Insights Into Editorial: Unfulfilled promise: On Personal Data Protection Bill
India’s Personal Data Protection Bill, 2019 starts encouragingly, seeking to protect “the privacy of individuals relating to their personal data”. But by the end, it is clear it is not designed to deliver on the promise.
It rightly requires handlers of data to abide by globally-accepted rules about getting an individual’s consent first it disappointingly gives wide powers to the Government to dilute any of these provisions for its agencies.
In August 2017, a nine-judge bench of the Supreme Court declared privacy as a fundamental right of Indian citizens.
The Court also observed that ‘informational privacy’, or the privacy of personal data and facts, is an essential facet of the right to privacy.
The Personal Data Protection Bill, 2018, was prepared by a high-level expert group headed by former Supreme Court judge B.N. Srikrishna.
It is the first step in developing a privacy framework to preserve the sanctity of “consent” in data sharing and penalize those breaching privacy norms.
Personal Data Protection Bill, 2019 Features:
- Sensitive personal data can only be processed with the explicit consent of the person and this consent need to be informed, clear and specific. This data can only be sent abroad with Data Protection Authority
- The bill also specifies penalties for not following its provisions including a penalty of Rs. 5 crore or 2% of the turnover, whichever is higher, if no action is taken on a data leak.
- The government is entitled to direct a fiduciary (entity or individual who decides the means and purposes of processing data) to get access to non-personal data to provide better services to citizens.
- In certain circumstances, processing of data may be permitted without the consent of the individual.
- These include (i) any function of Parliament or state legislature (ii) compliance with any court judgement, (iii) to respond to a medical emergency, or a breakdown of public order, (iv) purposes related to employment, (v) for reasonable purposes specified by the DPA.
- In the interest of national security, certain government agencies can have access to personal data for any investigation pertaining to offences.
- There is also a provision for central Government to notify critical personal data, which will then be only processed in a server or data centre located in India.
Points that need to be concerned:
- Localisation of data will likely make India an infeasible market for services that cannot offset the financial or logistical costs of localisation.
- It may prevent Indian start-ups or the services industry from expanding globally. Additional costs may be passed down to consumers for certain digital services.
- Recently, messaging platform WhatsApp said that some Indian journalists and rights activists were among those spied using technology by an Israeli company, which by its own admission only works for government agencies across the world.
- Google too had alerted 12,000 users, including 500 in India, regarding “government-backed” phishing attempts against them. The Indian Government has still not come out in the clear convincingly regarding these incidents.
- Data Fiduciary: The entity that collects and/or processes a data principal’s data. The relationship is trustee and beneficiary.
- The Bill states that every data fiduciary shall keep a ‘serving copy’ of all personal and sensitive personal data in a server in India.

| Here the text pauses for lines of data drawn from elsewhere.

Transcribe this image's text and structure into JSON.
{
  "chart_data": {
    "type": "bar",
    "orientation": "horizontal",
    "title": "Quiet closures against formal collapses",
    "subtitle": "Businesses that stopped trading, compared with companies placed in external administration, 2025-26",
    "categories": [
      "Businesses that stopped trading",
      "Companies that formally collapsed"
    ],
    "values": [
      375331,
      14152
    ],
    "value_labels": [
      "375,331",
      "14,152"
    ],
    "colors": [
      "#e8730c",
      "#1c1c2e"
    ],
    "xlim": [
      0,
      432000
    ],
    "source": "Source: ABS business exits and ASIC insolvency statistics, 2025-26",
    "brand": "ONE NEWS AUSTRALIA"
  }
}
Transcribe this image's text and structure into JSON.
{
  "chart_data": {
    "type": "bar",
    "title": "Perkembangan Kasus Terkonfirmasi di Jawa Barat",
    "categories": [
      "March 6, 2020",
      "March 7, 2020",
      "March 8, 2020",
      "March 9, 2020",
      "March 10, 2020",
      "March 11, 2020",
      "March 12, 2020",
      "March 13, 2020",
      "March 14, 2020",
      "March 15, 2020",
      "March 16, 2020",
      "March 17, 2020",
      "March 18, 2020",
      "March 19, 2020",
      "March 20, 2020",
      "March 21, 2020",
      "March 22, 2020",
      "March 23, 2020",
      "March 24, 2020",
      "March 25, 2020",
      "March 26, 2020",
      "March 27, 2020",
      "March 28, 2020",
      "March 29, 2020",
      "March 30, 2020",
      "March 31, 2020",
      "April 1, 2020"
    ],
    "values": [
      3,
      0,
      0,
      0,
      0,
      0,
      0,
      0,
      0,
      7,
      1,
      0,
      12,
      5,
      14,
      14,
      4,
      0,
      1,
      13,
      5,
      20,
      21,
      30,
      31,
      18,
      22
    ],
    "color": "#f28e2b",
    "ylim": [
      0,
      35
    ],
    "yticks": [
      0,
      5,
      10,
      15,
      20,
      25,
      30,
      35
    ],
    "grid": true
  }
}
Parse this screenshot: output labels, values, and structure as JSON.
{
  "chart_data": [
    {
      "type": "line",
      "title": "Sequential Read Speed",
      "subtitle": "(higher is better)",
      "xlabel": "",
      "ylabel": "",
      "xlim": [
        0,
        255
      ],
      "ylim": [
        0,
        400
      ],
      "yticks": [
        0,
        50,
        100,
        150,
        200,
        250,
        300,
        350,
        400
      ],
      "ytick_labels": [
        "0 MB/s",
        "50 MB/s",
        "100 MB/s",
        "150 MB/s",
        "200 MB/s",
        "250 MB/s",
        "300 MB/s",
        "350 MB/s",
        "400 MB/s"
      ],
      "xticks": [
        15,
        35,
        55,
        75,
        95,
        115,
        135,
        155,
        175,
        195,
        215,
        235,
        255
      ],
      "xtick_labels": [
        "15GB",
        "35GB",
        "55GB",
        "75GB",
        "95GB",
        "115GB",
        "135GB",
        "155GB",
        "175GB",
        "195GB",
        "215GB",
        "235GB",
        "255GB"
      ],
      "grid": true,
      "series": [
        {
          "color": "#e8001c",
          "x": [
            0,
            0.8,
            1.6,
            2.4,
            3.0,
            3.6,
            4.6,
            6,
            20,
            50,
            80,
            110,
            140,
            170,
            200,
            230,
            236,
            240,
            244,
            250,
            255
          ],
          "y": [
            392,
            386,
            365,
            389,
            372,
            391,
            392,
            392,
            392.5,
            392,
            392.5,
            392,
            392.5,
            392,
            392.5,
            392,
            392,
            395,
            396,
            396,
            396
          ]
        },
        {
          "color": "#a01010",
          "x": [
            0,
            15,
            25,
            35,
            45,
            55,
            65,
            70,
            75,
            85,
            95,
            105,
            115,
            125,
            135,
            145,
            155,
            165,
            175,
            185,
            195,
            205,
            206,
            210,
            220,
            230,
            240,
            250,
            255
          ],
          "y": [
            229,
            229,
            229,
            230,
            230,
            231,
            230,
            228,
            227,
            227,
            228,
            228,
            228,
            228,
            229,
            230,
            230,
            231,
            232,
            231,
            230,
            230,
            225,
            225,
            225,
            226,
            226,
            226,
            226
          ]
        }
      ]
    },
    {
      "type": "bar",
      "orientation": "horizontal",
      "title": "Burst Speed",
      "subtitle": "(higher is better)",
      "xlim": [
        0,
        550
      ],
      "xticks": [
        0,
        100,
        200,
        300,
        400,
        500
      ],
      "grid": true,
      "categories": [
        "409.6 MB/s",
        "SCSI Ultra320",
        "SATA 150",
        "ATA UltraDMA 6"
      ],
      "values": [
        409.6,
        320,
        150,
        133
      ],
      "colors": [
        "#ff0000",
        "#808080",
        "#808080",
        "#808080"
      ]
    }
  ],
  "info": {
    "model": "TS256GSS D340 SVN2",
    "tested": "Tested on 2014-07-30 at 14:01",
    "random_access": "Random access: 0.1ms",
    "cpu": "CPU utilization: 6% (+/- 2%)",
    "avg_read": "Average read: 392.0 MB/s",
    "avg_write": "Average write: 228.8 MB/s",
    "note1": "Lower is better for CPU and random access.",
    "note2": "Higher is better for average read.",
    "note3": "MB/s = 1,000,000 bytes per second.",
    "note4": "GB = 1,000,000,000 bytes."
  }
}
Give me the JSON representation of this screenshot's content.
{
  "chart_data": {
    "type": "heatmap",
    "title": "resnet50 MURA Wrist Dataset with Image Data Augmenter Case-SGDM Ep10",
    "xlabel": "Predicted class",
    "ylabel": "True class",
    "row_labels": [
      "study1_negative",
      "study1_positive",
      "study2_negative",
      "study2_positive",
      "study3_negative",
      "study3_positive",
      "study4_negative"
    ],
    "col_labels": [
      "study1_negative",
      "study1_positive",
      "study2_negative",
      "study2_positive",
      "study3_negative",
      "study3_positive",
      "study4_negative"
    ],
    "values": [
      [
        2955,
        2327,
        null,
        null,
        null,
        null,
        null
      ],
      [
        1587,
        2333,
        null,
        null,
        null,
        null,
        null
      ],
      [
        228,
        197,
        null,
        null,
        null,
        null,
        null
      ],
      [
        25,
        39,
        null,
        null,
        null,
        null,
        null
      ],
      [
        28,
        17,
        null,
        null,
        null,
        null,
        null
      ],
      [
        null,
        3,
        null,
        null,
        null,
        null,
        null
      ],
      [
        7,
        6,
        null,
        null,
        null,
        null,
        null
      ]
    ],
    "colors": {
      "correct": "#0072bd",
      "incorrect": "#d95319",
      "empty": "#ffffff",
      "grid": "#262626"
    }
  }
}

- Significant Data Fiduciaries: The Data Protection Authority labels certain entities as Significant Data Fiduciaries, depending on its data processing, such as volume of data, sensitivity of data, company turnover.
- The government may notify certain ‘critical personal data’ which shall be processed only in servers located in India. However, the definitions of ‘serving copy’ and ‘critical personal data’ are not provided.
- As per the bill, wherever the government finds it is necessary it can direct that all or any of the provisions of this Act shall not apply to any agency of the government in respect of the processing of such personal data.
- Above all, localisation might save Indian data from foreign threats but placing the servers on home soil increases the risk of domestic threats while also dealing with the challenge of inadequate infrastructure.
Personal data collected, used, shared, disclosed or otherwise processed by companies incorporated under Indian law will be covered, irrespective of where it is actually processed in India.
However, the data protection law may empower the Central Government to exempt such companies which only process the personal data of foreign nationals not present in India.
The law will cover the processing of personal data by both public and private entities.
Sensitive personal data will include passwords, financial data, health data, official identifier, sex life, sexual orientation, biometric and genetic data, and data that reveals transgender status, intersex status, caste, tribe, religious or political beliefs or affiliations of an individual.
However, the DPA will be given the residuary power to notify further categories in accordance with the criteria set by law.
Cross border data transfers of personal data, other than critical personal data, will be through model contract clauses.
The sweeping powers the Bill gives to the Government renders meaningless the gains from the landmark K.S. Puttaswamy vs. Union of India case, which culminated in the recognition that privacy is intrinsic to life and liberty, and therefore a basic right. That idea of privacy is certainly not reflected in the Bill in its current form.
Data protection, storing and sharing are very important aspects as far as India’s voluminous data is concerned.
India’s draft e-commerce policy and B N Srikrishna committee report is of prime importance for an aspirant. The pros and cons of data localization for the hugely populated country like India have to be studied in detail.
In the era of huge mobile and internet users there should be a law, which takes care of all above aspects.